也就是说，训练中只有第一阶段使用到了sdxl，在其余阶段都是用lightning模型取而代之的？

Jun 11 '25 14:06 JamieCR1999

可以理解为lightning是一个插件，只是在算id loss的时候加进来，diffusion loss我还是在原来的模型上算的。我发一部分代码可以参考一下

                model_pred = model(
                    x_t=x_t,
                    t=t,
                    clip_images=batch['clip_images'], 
                    prompt_embeds=prompt_embeds,
                    pooled_prompt_embeds=pooled_prompt_embeds,
                    text_ids=text_ids,
                    latent_image_ids=latent_image_ids,
                    guidance_vec=guidance_vec,
                    arch=arch, 
                    accelerator=accelerator, 
                    weight_dtype=weight_dtype,
                    args=args,
                    drop_image_embeds=batch["drop_image_embeds"],
                    face_embeddings=batch["face_embeddings"],
                    clip_images_ori=batch["clip_images_ori"],
                    ip_scale=ip_scale,
                    lora_scale=0.0,
                )
 
                loss = F.mse_loss(model_pred.float(), (x_0 - x_1).float(), reduction="mean")

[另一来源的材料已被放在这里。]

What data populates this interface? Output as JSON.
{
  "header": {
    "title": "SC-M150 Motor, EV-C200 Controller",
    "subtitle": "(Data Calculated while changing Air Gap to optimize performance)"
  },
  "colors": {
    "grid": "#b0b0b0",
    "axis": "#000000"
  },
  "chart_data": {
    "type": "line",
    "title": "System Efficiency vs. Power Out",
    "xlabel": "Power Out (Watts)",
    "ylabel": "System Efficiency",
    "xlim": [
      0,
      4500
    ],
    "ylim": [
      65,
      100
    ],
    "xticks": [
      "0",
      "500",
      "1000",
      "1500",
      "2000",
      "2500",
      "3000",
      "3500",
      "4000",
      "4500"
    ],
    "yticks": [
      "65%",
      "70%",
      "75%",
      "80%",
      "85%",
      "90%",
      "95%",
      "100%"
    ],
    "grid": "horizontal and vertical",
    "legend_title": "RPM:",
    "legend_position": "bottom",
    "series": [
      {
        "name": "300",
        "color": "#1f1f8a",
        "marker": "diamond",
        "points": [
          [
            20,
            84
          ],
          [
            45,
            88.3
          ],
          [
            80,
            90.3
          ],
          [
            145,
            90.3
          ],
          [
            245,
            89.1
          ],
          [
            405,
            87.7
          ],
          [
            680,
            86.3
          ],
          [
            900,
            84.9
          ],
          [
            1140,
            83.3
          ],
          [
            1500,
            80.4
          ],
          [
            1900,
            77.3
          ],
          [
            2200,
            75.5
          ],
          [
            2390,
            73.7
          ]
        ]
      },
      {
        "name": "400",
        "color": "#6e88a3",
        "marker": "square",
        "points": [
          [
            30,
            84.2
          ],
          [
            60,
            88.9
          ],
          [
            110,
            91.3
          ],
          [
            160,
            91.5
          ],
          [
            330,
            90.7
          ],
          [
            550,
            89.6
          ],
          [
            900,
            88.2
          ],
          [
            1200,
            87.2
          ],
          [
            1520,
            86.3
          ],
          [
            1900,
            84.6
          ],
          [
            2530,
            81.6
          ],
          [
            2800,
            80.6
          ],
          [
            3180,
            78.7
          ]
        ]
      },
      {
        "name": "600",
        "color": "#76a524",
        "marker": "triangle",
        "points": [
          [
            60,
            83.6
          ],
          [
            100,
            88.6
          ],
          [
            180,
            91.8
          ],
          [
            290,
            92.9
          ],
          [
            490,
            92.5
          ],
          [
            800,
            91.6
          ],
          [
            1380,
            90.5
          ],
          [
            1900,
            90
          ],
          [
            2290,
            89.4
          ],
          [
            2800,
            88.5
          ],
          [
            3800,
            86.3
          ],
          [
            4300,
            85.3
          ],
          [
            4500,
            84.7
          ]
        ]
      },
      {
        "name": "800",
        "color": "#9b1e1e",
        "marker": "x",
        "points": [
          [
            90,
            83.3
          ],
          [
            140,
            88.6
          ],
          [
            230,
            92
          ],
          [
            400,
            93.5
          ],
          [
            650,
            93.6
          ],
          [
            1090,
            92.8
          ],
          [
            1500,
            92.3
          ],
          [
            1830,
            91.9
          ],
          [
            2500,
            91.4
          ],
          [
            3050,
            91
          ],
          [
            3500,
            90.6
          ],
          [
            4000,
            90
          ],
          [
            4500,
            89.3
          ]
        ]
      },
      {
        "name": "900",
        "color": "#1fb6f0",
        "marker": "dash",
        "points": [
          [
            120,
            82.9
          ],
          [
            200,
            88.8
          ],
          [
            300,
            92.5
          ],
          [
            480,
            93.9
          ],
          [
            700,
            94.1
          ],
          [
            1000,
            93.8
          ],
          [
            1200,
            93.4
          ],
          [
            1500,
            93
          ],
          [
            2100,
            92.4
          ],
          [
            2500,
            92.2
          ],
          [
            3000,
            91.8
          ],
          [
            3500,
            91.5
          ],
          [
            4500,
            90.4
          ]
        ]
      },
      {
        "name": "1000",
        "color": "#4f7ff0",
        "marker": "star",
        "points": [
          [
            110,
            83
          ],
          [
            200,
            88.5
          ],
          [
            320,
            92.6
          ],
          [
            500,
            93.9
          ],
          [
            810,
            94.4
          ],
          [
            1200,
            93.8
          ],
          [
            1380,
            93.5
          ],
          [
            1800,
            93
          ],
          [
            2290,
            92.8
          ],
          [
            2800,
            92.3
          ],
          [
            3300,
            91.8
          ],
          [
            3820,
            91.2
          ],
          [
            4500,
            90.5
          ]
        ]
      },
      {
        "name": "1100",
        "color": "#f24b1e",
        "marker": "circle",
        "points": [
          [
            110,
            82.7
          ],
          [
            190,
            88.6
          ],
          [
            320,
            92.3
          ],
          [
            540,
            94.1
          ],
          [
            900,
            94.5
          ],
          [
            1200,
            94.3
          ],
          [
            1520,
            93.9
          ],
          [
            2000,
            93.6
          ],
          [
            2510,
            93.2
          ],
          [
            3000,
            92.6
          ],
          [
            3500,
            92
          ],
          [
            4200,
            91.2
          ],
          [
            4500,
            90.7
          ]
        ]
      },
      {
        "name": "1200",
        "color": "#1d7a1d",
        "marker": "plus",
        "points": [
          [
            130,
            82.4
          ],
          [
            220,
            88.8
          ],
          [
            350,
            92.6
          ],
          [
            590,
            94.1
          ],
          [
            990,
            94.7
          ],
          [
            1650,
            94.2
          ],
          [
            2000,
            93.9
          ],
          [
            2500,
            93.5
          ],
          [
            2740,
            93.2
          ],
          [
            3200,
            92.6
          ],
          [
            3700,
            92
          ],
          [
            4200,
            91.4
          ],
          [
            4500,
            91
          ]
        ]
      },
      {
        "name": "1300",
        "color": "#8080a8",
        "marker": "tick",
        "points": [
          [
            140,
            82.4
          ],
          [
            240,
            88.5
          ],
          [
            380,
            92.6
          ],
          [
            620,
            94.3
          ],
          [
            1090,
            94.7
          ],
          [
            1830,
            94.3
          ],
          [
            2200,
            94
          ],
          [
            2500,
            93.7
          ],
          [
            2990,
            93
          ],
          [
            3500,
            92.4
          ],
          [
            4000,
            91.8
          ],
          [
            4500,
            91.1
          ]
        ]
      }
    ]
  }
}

                seed = random.randint(0, 2**32 - 1)
                bp_ts = args.bp_ts
                num_inference_steps = 8
                sample_method = 'random'
                if sample_method == 'random':
                    bp_idx = random.sample(range(num_inference_steps - bp_ts), bp_ts)
                else:  # 'last'
                    bp_idx = [num_inference_steps - bp_ts]
                # Sample time steps for inference
                with torch.inference_mode():
                    KQQs_t2i_temp, Qs_t2i_temp, image_t2i = align_t2i(        
                        args,
                        model, 
                        batch,
                        x_t,
                        prompt_embeds,
                        pooled_prompt_embeds,
                        text_ids,
                        arch,
                        arch_body,
                        body_vae_embeds,
                        subject_embeddings,
                        body_clip_images,
                        accelerator,
                        noise_scheduler,
                        taef1,
                        weight_dtype,
                        ip_scale=0.0,
                        seed=seed,
                        out_image=True,
                        bp_ts=bp_ts,
                        bp_idx=bp_idx,
                        lora_scale=1.0,
                        num_inference_steps=num_inference_steps,
                        image_height=args.resolution[0],
                        image_width=args.resolution[1],
                    )
                KQQs_t2i = [{k: v.detach().clone() for k, v in kqq.items()} for kqq in KQQs_t2i_temp]
                Qs_t2i = [{k: v.detach().clone() for k, v in q.items()} for q in Qs_t2i_temp]
                KQQs_ipa, Qs_ipa, image_ipa = align_t2i(        
                    args,
                    model, 
                    batch,
                    x_t,
                    prompt_embeds,
                    pooled_prompt_embeds,
                    text_ids,
                    arch,
                    arch_body,
                    body_vae_embeds,
                    subject_embeddings,
                    body_clip_images,
                    accelerator,
                    noise_scheduler,
                    taef1,
                    weight_dtype,
                    ip_scale=1.0,
                    seed=seed,
                    out_image=True,
                    bp_ts=bp_ts,
                    bp_idx=bp_idx,
                    lora_scale=1.0,
                    num_inference_steps=num_inference_steps,
                    image_height=args.resolution[0],
                    image_width=args.resolution[1],
                )

                loss_align_semantic = 0.0
                loss_align_layout = 0.0
                for step in range(bp_ts):
                    loss_align_semantic += calcu_loss_align(KQQs_ipa[step], KQQs_t2i[step])
                    loss_align_layout += calcu_loss_align(Qs_t2i[step], Qs_ipa[step])
                loss_align_semantic = loss_align_semantic / bp_ts
                loss_align_layout = loss_align_layout / bp_ts

                loss_dict = criterion_id.forward(image_ipa, pixel_values)
                loss_face = loss_dict['loss_id']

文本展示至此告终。